Communication of risk when a threat isn’t immediate is another challenge. With air pollution, people know it’s bad when the levels are extraordinary. Your eyes burn, you can’t see, there’s no question that it’s harming you. But as levels go down, people learn to live with pollution. For the several billion people who burn biomass fuel in their homes, for instance, pollution is a way of life. But getting people to change the fuels they use or how they cook isn’t just a matter of saying, “If you use this new stove, you’ll protect your health.” We’ve talked with our colleagues in East Africa about the need to communicate study results to local media and policymakers, and we’re trying to equip them to do this.
What other areas are you studying?
We’re looking at what will happen to workers in the flower industry, which is growing in East Africa, particularly if we have rising temperatures because of climate change. They work outside and in hot houses, but we don’t know much about what their heat stress levels are. We’re also collecting information on death and hospitalization in all four capital cities to see if we can find a relationship with the air pollution levels we’re measuring.
What can the US learn from this research?

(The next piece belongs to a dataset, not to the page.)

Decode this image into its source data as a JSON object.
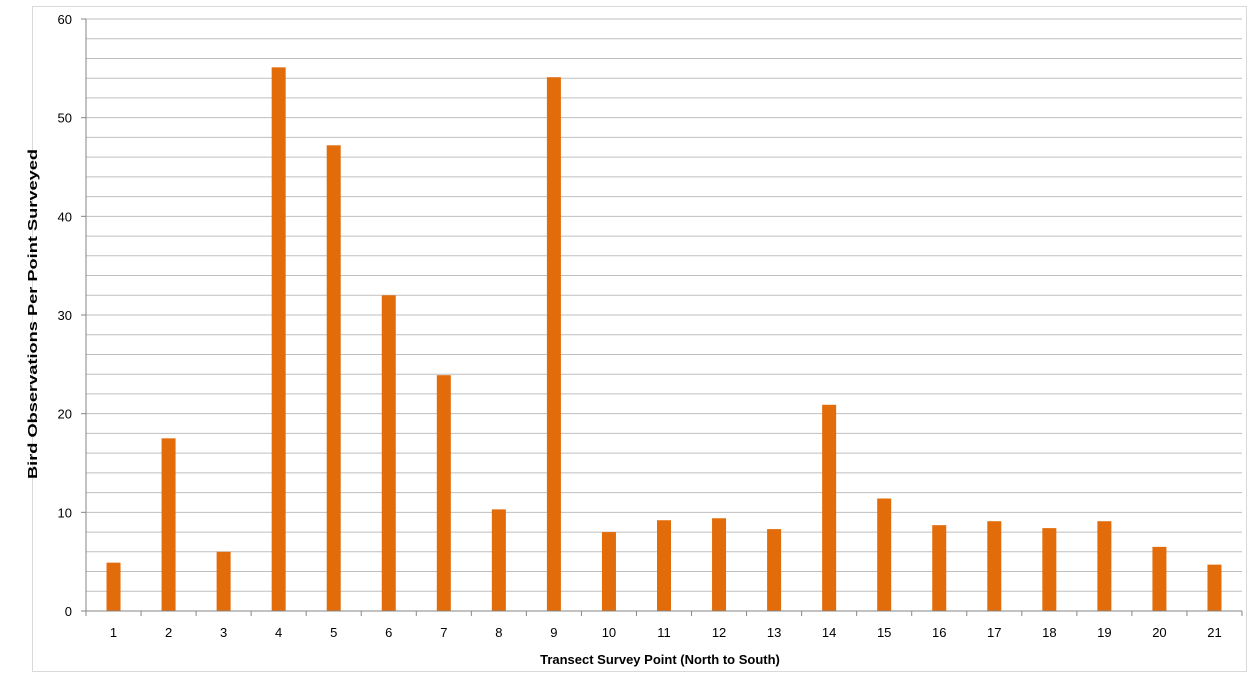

Although the U.S. has made great progress in bringing down air pollution, it remains a global issue. The pollution generated in China, for example, circulates around the world. So when there’s control as a result of research in China or Africa, there are benefits to Americans. Steps that are taken to reduce air pollution locally also are expected to have benefits in terms of greenhouse gas emissions. And there are many US citizens abroad who are exposed to these high levels of air pollution. State Department employees, for example, have legitimate questions about the implications for their health and the health of their families - questions like, can I take my child with asthma to Beijing? Or is it safe to be pregnant in Delhi? There are lots of questions that can be answered by research in this context that will be of value to the U.S.